After EPA staffers saw the semis idling outside Gutierrez’s home and day care, the next stop on CleanAirNow’s tour was just five blocks away, where Armourdale’s largest scrap metal recycling facility spews heavy metal-laden smoke into the air. Multiple pollution sources, often combined with limited access to health care and healthy food, can compound within a community to create staggering health disparities. In fact, life expectancy for Armourdale residents is 22 years shorter than for people living in other parts of the county. “That’s a lifetime,” Mena says.
Federal Truck Rule Stalls Behind
The EPA, under administrator Michael Regan, has made big promises to prioritize environmental justice. But even though the agency’s own data show truck pollution harms communities unevenly, its latest rule continues to appease industry interests by failing to mandate the phaseout of diesel-combustion engines, a transition that’s not only feasible, but also cost-effective. In a recent letter to the EPA, the Moving Forward Network urged the agency to make it happen by 2035.
A regulatory loophole also exists within the EPA’s proposed limits on NOx emissions. Because the standards measure emissions as an average across all the vehicles a manufacturer sells, an automaker can avoid improving its highest-polluting engines so long as a higher percentage of zero-emission vehicles brings the average down. “It will become easier and easier for them to hit the bare minimum, essentially,” says Portillo.
Speaking at one of the rule’s public comment hearings, Amy Goldsmith, the New Jersey director for Clean Water Action, said, “While new motor engines have better pollution controls than older models, there's little difference over time when you're living and breathing it as a driver in the cab of a truck or a local resident standing at the curb and sucking in the fumes.”
A recent study commissioned by the nonprofit Environmental Defense Fund found that electric trucks and buses could reach cost parity with diesel for many segments of the market by 2027, the year Biden’s clean trucks rule is set to go into effect. The researchers also say that lower maintenance and fuel costs could have purchasers recouping their initial investment within one to two years. Continued volatility in the global oil market, as well as the declining cost of electric vehicle batteries, might drive that estimate even lower.
In recent years, some states have been picking up the federal government’s slack on truck engine standards. California, for example, has adopted two health-protective measures: the Advanced Clean Trucks rule, which requires manufacturers to sell an increasing percentage of zero-emission trucks each year, and the Heavy-Duty Omnibus rule, which sets stricter standards on air pollutants from new fossil fuel trucks. Both are more ambitious than the EPA’s latest clean trucks proposal.

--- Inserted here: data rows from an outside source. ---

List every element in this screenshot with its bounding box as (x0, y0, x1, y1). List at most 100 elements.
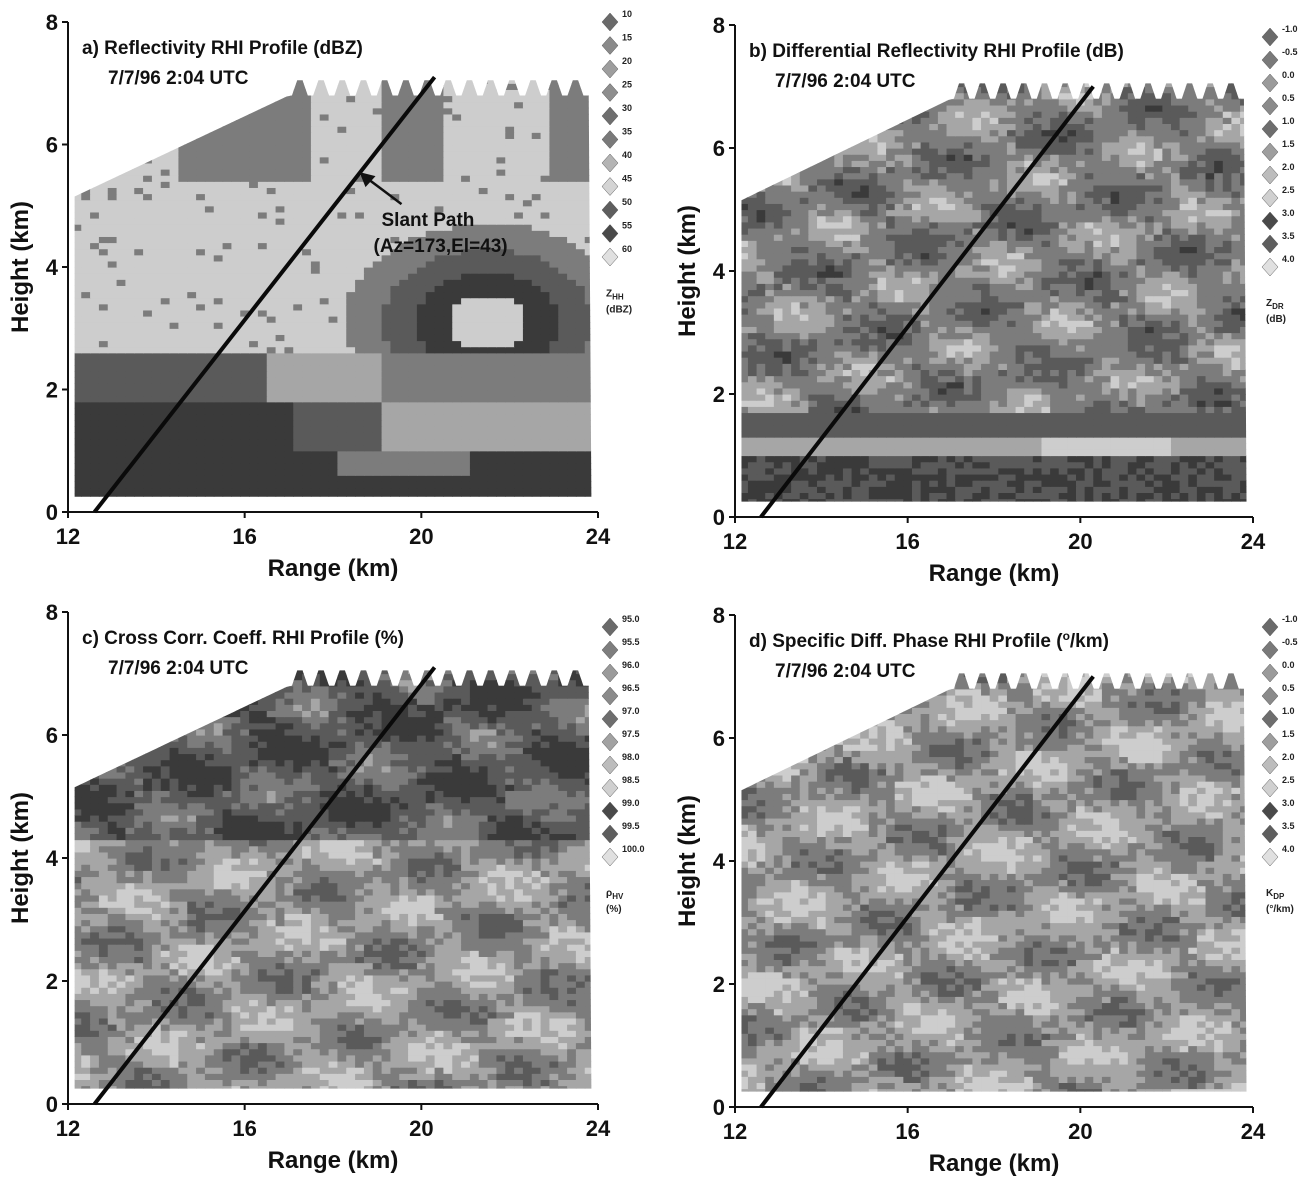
heatmap-cell (531, 340, 542, 348)
heatmap-cell (240, 107, 250, 115)
heatmap-cell (240, 150, 250, 158)
heatmap-cell (134, 444, 144, 452)
heatmap-cell (196, 303, 206, 311)
panel-title: a) Reflectivity RHI Profile (dBZ) (82, 38, 363, 59)
heatmap-cell (425, 260, 436, 268)
heatmap-cell (196, 383, 206, 391)
heatmap-cell (187, 95, 197, 103)
heatmap-cell (222, 120, 233, 127)
heatmap-cell (98, 181, 109, 188)
heatmap-cell (337, 254, 347, 262)
heatmap-cell (116, 395, 127, 403)
heatmap-cell (461, 126, 471, 133)
heatmap-cell (522, 211, 533, 219)
heatmap-cell (452, 267, 462, 274)
heatmap-cell (478, 138, 489, 146)
heatmap-cell (903, 492, 913, 500)
heatmap-cell (1093, 443, 1103, 450)
heatmap-cell (107, 273, 118, 280)
heatmap-cell (249, 273, 259, 280)
heatmap-cell (257, 365, 268, 372)
heatmap-cell (81, 242, 91, 250)
heatmap-cell (981, 443, 991, 450)
heatmap-cell (90, 358, 100, 366)
heatmap-cell (505, 432, 515, 440)
heatmap-cell (416, 199, 427, 207)
heatmap-cell (284, 162, 294, 170)
heatmap-cell (293, 426, 303, 433)
heatmap-cell (532, 71, 541, 78)
heatmap-cell (107, 120, 118, 127)
heatmap-cell (487, 450, 498, 458)
heatmap-cell (355, 450, 365, 458)
heatmap-cell (81, 187, 91, 195)
heatmap-cell (399, 346, 409, 354)
heatmap-cell (74, 401, 82, 409)
heatmap-cell (381, 267, 392, 274)
heatmap-cell (222, 444, 233, 452)
heatmap-cell (522, 138, 533, 146)
heatmap-cell (125, 236, 135, 244)
heatmap-cell (257, 389, 268, 397)
heatmap-cell (496, 193, 506, 201)
heatmap-cell (178, 169, 188, 176)
heatmap-cell (434, 279, 445, 286)
heatmap-cell (549, 254, 559, 262)
heatmap-cell (989, 492, 999, 500)
heatmap-cell (204, 322, 215, 329)
heatmap-cell (125, 248, 135, 256)
heatmap-cell (408, 481, 418, 489)
heatmap-cell (1153, 492, 1163, 500)
heatmap-cell (1050, 449, 1060, 457)
heatmap-cell (434, 254, 445, 262)
heatmap-cell (319, 463, 330, 470)
heatmap-cell (765, 437, 775, 444)
heatmap-cell (594, 298, 603, 305)
heatmap-cell (886, 443, 896, 450)
heatmap-cell (435, 65, 444, 72)
heatmap-cell (558, 352, 568, 360)
heatmap-cell (74, 236, 82, 244)
heatmap-cell (74, 138, 82, 146)
heatmap-cell (1205, 492, 1215, 500)
heatmap-cell (514, 273, 524, 280)
heatmap-cell (1214, 467, 1224, 475)
heatmap-cell (390, 144, 400, 152)
heatmap-cell (74, 328, 82, 335)
heatmap-cell (187, 328, 197, 335)
heatmap-cell (399, 273, 409, 280)
heatmap-cell (116, 120, 127, 127)
heatmap-cell (90, 107, 100, 115)
heatmap-cell (584, 218, 592, 225)
heatmap-cell (81, 365, 91, 372)
heatmap-cell (319, 414, 330, 421)
heatmap-cell (337, 89, 347, 97)
heatmap-cell (196, 352, 206, 360)
heatmap-cell (337, 414, 347, 421)
heatmap-cell (381, 242, 392, 250)
heatmap-cell (469, 138, 480, 146)
heatmap-cell (531, 260, 542, 268)
heatmap-cell (531, 132, 542, 139)
heatmap-cell (372, 89, 383, 97)
heatmap-cell (434, 273, 445, 280)
heatmap-cell (257, 150, 268, 158)
heatmap-cell (575, 187, 586, 195)
heatmap-cell (74, 205, 82, 213)
heatmap-cell (355, 273, 365, 280)
heatmap-cell (381, 126, 392, 133)
heatmap-cell (452, 407, 462, 415)
heatmap-cell (213, 456, 224, 464)
heatmap-cell (834, 430, 844, 438)
heatmap-cell (443, 89, 453, 97)
heatmap-cell (328, 407, 339, 415)
heatmap-cell (178, 444, 188, 452)
heatmap-cell (143, 352, 153, 360)
heatmap-cell (196, 169, 206, 176)
heatmap-cell (434, 80, 445, 84)
heatmap-cell (125, 334, 135, 342)
heatmap-cell (540, 487, 551, 495)
heatmap-cell (90, 389, 100, 397)
heatmap-cell (487, 150, 498, 158)
heatmap-cell (799, 443, 809, 450)
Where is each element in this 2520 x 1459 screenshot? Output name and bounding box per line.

The private sector is also speeding ahead, with corporate giants like Ikea, UPS, and FedEx all making headlines for beginning their transition to zero-emission fleets. Meanwhile, the number of makes and models for zero-emission vehicles continues to rise. Market research out of the clean transportation group Drive to Zero says that more than 100 models of medium- and heavy-duty zero-emission trucks from dozens of manufacturers are already commercially available.
Ultimately, the federal proposal shows that the EPA is out of touch with both the momentum of the market and the action being taken by states. “This issue is about the right to breathe clean air,” Portillo says. “It’s a crisis in a lot of communities. They needed these protections yesterday.” Gutierrez most certainly agrees.